Study Selection: We analyzed the literature to determine the proportion of intravenous pyelograms producing clinically useful information (yield) in four clinical situations. The best estimate of its accuracy (sensitivity and specificity) for associated pathologic findings was determined. The implications of using the test on the outcomes of patients and costs were evaluated.
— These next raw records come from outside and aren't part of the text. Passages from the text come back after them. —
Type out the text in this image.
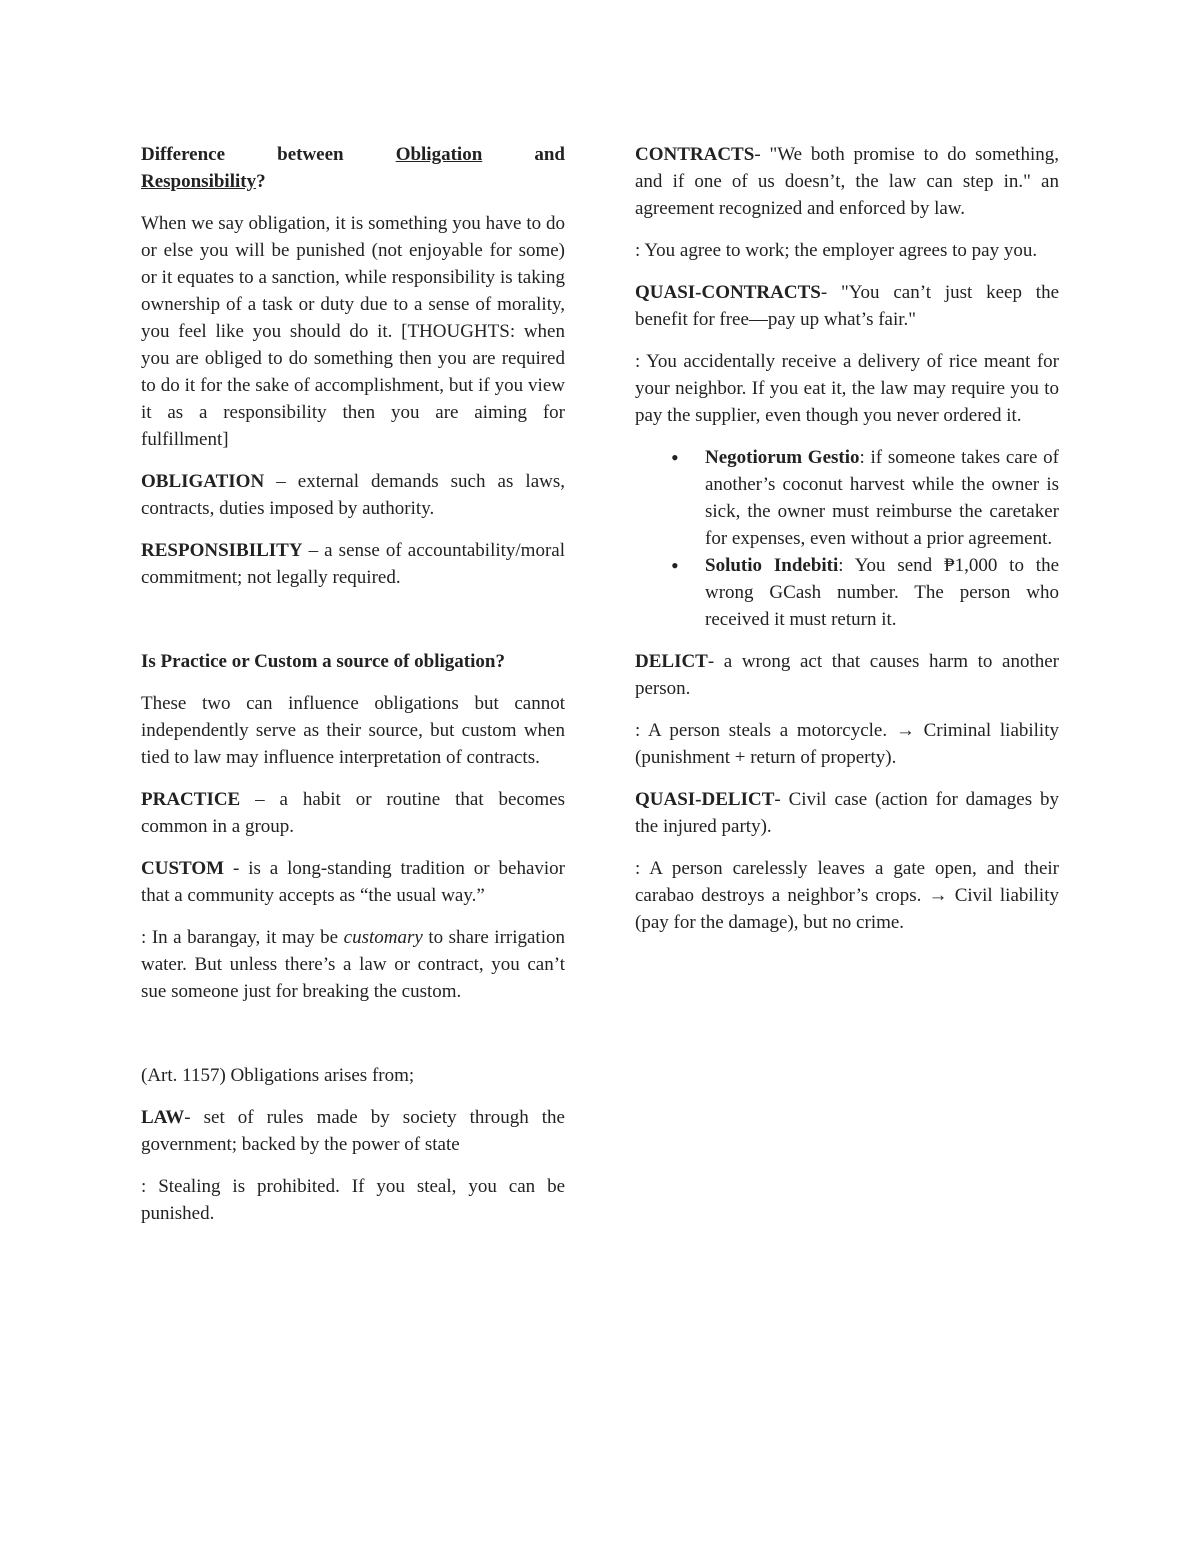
Difference	between	Obligation	and
Responsibility?

When we say obligation, it is something you have to do or else you will be punished (not enjoyable for some) or it equates to a sanction, while responsibility is taking ownership of a task or duty due to a sense of morality, you feel like you should do it. [THOUGHTS: when you are obliged to do something then you are required to do it for the sake of accomplishment, but if you view it as a responsibility then you are aiming for fulfillment]

OBLIGATION – external demands such as laws, contracts, duties imposed by authority.

RESPONSIBILITY – a sense of accountability/moral commitment; not legally required.

Is Practice or Custom a source of obligation?

These two can influence obligations but cannot independently serve as their source, but custom when tied to law may influence interpretation of contracts.

PRACTICE – a habit or routine that becomes common in a group.

CUSTOM - is a long-standing tradition or behavior that a community accepts as “the usual way.”

: In a barangay, it may be customary to share irrigation water. But unless there’s a law or contract, you can’t sue someone just for breaking the custom.

(Art. 1157) Obligations arises from;

LAW- set of rules made by society through the government; backed by the power of state

: Stealing is prohibited. If you steal, you can be punished.

CONTRACTS- "We both promise to do something, and if one of us doesn’t, the law can step in." an agreement recognized and enforced by law.

: You agree to work; the employer agrees to pay you.

QUASI-CONTRACTS- "You can’t just keep the benefit for free—pay up what’s fair."

: You accidentally receive a delivery of rice meant for your neighbor. If you eat it, the law may require you to pay the supplier, even though you never ordered it.

• Negotiorum Gestio: if someone takes care of another’s coconut harvest while the owner is sick, the owner must reimburse the caretaker for expenses, even without a prior agreement.
• Solutio Indebiti: You send ₱1,000 to the wrong GCash number. The person who received it must return it.

DELICT- a wrong act that causes harm to another person.

: A person steals a motorcycle. → Criminal liability (punishment + return of property).

QUASI-DELICT- Civil case (action for damages by the injured party).

: A person carelessly leaves a gate open, and their carabao destroys a neighbor’s crops. → Civil liability (pay for the damage), but no crime.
Results of Data Synthesis: The yield of significant abnormalities in patients having prostatectomy is small; intravenous pyelography does not specifically indicate ureteral obstruction, and is not sensitive or specific enough for screening for urinary tract malignancies. Many false-positive results, little benefit, and significant costs can be expected. When used before hysterectomy, intravenous pyelography does not reduce injury to the ureters, and the yield of unexpected abnormalities is small. The use of the test to screen for unexpected anatomic abnormalities in adult women after urinary tract infections has not led to improved outcomes or prevention of impaired renal function. Acquired causes of obstruction will be suggested by the history or physical examination. In hypertensive adults, intravenous pyelography is not accurate enough in detecting renal artery stenosis or in predicting favorable outcomes of renal artery surgery. Also, large costs are generated by high false-positive rates, and candidates for successful surgery are not reliably identified.

Conclusions: Selective use of intravenous pyelography is recommended for patients before prostatectomy or hysterectomy, in women after urinary tract infections, and in adults whose hypertension may have a renovascular cause. Use should be reserved for patients whose history and physical examination raise specific questions for which this test could provide an answer that would affect treatment.